Researchers at the Massachusetts Institute of Technology (MIT) have developed their own method for teaching robots new skills. Instead of the standard set of focused data that is usually used to train robots, they used large data sets, thereby simulating the process of training large language models (LLMs).
According to researchers from MIT, imitation learning, when a robot learns from the actions of a person performing a particular task, may not be effective if the environment changes insignificantly. For example, the robot may have difficulties after training if it is placed in an environment with different lighting or objects.
In their work, the researchers used different LLMs, such as GPT-4, to improve the quality of brute-force learning. “In the field of language models, all data is just sentences.

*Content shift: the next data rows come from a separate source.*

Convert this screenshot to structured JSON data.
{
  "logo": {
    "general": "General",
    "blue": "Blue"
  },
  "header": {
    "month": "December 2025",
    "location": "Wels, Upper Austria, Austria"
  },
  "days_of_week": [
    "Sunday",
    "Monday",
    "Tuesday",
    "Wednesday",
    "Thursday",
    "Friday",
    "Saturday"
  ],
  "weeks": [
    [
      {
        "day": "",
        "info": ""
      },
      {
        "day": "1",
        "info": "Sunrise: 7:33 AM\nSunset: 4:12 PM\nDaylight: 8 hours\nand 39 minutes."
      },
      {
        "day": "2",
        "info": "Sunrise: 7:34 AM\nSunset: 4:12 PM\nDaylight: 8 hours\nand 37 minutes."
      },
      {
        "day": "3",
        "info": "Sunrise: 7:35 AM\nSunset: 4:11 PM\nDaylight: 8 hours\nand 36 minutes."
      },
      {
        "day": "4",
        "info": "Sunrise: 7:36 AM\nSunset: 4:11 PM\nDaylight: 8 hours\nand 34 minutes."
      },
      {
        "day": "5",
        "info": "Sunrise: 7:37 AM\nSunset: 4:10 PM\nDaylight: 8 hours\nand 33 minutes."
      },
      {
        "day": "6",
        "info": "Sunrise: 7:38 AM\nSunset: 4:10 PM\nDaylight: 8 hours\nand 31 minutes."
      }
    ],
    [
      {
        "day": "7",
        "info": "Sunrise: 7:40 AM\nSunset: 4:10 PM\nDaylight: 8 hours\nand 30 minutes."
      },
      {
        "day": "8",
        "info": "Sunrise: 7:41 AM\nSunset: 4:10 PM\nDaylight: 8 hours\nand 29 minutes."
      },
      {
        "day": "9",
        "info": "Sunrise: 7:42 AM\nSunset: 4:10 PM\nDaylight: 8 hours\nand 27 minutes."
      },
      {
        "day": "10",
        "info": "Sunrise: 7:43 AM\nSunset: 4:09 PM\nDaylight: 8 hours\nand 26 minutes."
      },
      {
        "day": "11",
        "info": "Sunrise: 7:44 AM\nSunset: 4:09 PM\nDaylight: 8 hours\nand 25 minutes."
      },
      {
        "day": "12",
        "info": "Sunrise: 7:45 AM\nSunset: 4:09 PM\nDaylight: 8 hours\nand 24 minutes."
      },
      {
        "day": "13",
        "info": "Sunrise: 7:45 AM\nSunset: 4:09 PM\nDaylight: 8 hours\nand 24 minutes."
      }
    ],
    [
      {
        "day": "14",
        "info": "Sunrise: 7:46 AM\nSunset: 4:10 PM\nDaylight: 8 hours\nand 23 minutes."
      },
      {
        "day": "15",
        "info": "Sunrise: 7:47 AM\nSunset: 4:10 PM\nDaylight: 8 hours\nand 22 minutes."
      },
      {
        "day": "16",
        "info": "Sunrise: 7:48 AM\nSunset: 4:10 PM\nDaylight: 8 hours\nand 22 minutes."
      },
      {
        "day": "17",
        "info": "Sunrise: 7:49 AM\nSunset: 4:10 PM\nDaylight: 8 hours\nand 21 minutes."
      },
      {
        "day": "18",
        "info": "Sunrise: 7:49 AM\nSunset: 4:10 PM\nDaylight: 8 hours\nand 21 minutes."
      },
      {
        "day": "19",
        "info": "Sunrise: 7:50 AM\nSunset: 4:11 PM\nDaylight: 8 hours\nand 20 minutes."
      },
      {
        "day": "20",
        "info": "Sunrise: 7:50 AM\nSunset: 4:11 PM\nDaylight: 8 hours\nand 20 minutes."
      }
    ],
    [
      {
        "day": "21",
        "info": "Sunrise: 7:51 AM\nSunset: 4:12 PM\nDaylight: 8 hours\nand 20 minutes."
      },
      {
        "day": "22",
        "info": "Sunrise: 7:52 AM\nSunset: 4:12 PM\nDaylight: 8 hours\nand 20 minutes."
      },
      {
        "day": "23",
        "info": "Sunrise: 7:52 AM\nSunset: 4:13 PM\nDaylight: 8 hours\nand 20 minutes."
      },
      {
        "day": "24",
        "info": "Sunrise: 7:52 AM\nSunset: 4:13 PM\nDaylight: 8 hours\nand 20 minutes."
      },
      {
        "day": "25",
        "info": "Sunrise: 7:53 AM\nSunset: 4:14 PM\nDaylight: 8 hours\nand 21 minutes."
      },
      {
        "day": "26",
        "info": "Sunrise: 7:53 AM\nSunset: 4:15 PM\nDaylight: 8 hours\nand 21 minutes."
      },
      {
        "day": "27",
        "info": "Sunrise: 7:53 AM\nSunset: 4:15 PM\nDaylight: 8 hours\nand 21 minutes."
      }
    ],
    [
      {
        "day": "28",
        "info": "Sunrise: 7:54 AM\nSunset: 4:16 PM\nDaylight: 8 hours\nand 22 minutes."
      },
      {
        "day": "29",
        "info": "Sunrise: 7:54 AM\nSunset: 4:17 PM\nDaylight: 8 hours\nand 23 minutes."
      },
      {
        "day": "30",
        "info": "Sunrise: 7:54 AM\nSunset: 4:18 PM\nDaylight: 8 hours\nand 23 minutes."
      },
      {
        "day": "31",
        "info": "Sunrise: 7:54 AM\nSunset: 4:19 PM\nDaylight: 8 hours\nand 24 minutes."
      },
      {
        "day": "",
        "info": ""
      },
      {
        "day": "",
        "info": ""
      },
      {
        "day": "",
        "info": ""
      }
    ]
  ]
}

In robotics, given all the heterogeneity of data, if you want to do pre-training in a similar way, then you need a different architecture,” said Lirui Wang, one of the authors of the study.
The researchers have developed a new architecture called Heterogeneous Pretrained Transformers (HPT), which combines information from different sensors and different environments. The data collected in this way is combined into trainable models using a “transformer”. The end user only needs to specify the robot’s design, its configuration, and the skill it needs to learn.
«Our dream is to create a universal robot brain that you can download and use in your robot without any training. We are still in the early stages, but we are going to continue to work hard and hope that scaling will lead to a breakthrough in robotics, as it did with large language models,” said one of the authors of the study, David Held.